A ética psicanalítica, no entanto, propõe o acolhimento do sujeito em sua clínica, porém não objetiva responder às demandas do paciente. A condução da psicoterapia de orientação analítica, nesse sentido, segue os pressupostos da análise, ao tentar proporcionar o encontro do sujeito/paciente com o seu próprio desejo, convidando-o a assumir suas produções inconscientes.

É na condição trágica do desejo irrealizável, que o sujeito se percebe enquanto ser desejante, que sempre está se reconstruindo, buscando relações que preencham suas lacunas. A impossibilidade de acesso ao gozo pleno, para além de algo inatingível, torna-se fecundo, criativo, impulsionando o sujeito psicanalítico a uma ininterrupta construção e redescoberta de si. Desejar é uma forma de proteger o “eu” dos imperativos mortíferos do gozo em sua acepção pura, não intermediada pelo falo, enquanto operador simbólico.

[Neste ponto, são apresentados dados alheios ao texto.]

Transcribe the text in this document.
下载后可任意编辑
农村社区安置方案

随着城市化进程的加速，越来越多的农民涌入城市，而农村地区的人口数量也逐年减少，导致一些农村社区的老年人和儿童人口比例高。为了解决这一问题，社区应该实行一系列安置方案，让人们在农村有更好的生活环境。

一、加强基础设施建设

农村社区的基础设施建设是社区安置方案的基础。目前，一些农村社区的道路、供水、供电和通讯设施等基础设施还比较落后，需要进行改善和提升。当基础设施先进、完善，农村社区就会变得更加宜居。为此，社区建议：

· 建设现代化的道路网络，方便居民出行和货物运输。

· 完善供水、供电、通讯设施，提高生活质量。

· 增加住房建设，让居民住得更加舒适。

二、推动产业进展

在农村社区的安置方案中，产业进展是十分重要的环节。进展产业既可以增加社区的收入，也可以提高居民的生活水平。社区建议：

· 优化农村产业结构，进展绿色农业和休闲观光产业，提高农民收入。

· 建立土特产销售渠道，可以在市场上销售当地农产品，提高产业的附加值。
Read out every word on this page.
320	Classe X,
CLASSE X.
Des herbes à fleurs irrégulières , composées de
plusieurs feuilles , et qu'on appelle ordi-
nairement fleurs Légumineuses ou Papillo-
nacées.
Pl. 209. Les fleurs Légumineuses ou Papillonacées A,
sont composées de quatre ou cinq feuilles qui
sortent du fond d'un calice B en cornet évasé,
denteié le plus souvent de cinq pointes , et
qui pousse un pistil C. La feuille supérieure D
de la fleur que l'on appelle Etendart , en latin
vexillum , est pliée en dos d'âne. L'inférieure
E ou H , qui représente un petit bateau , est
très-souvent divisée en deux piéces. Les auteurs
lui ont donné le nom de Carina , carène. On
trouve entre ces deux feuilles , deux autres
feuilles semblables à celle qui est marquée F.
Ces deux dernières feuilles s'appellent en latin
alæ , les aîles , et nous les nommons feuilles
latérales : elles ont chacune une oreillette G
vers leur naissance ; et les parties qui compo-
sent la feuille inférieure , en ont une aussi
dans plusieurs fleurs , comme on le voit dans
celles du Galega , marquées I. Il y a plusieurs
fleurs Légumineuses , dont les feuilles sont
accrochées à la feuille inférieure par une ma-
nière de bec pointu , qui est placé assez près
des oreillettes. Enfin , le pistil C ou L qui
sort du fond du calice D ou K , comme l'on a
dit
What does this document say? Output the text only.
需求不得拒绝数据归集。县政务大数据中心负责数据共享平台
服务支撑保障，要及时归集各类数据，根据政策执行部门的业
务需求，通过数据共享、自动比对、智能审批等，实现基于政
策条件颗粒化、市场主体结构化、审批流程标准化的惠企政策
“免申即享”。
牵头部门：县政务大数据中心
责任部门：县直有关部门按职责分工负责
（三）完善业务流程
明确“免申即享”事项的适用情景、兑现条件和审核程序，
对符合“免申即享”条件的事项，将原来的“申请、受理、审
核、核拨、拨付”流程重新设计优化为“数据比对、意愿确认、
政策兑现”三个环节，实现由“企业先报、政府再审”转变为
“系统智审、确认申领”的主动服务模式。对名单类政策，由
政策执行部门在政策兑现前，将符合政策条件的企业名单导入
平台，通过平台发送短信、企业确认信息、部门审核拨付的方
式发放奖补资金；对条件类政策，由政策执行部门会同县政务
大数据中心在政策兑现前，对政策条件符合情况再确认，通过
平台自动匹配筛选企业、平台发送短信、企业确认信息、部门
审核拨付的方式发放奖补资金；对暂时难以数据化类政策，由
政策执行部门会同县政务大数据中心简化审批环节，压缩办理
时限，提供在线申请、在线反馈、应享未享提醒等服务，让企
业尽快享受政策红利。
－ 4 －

Além de proteção, o desejo também suscita a busca de uma identidade pelo sujeito, de suas origens, cuja psicanálise sinaliza as limitações desse percurso, porém ao mesmo instante pontua a capacidade humana de se reinventar, dando outros destinos ao que estava inscrito com um destino trágico a se cumprir.

REFERÊNCIAS

Guyomard, P. (1996). O gozo do trágico: Antígona, Lacan e o desejo do analista. Rio de Janeiro: Zahar.

Lacan, J. (1997). O seminário, livro 7: A ética da psicanálise, 1959-1960 (A. Menezes, trad.). Rio de Janeiro: Zahar.

Lesky, A. (1976). A tragédia grega. São Paulo: Perspectiva.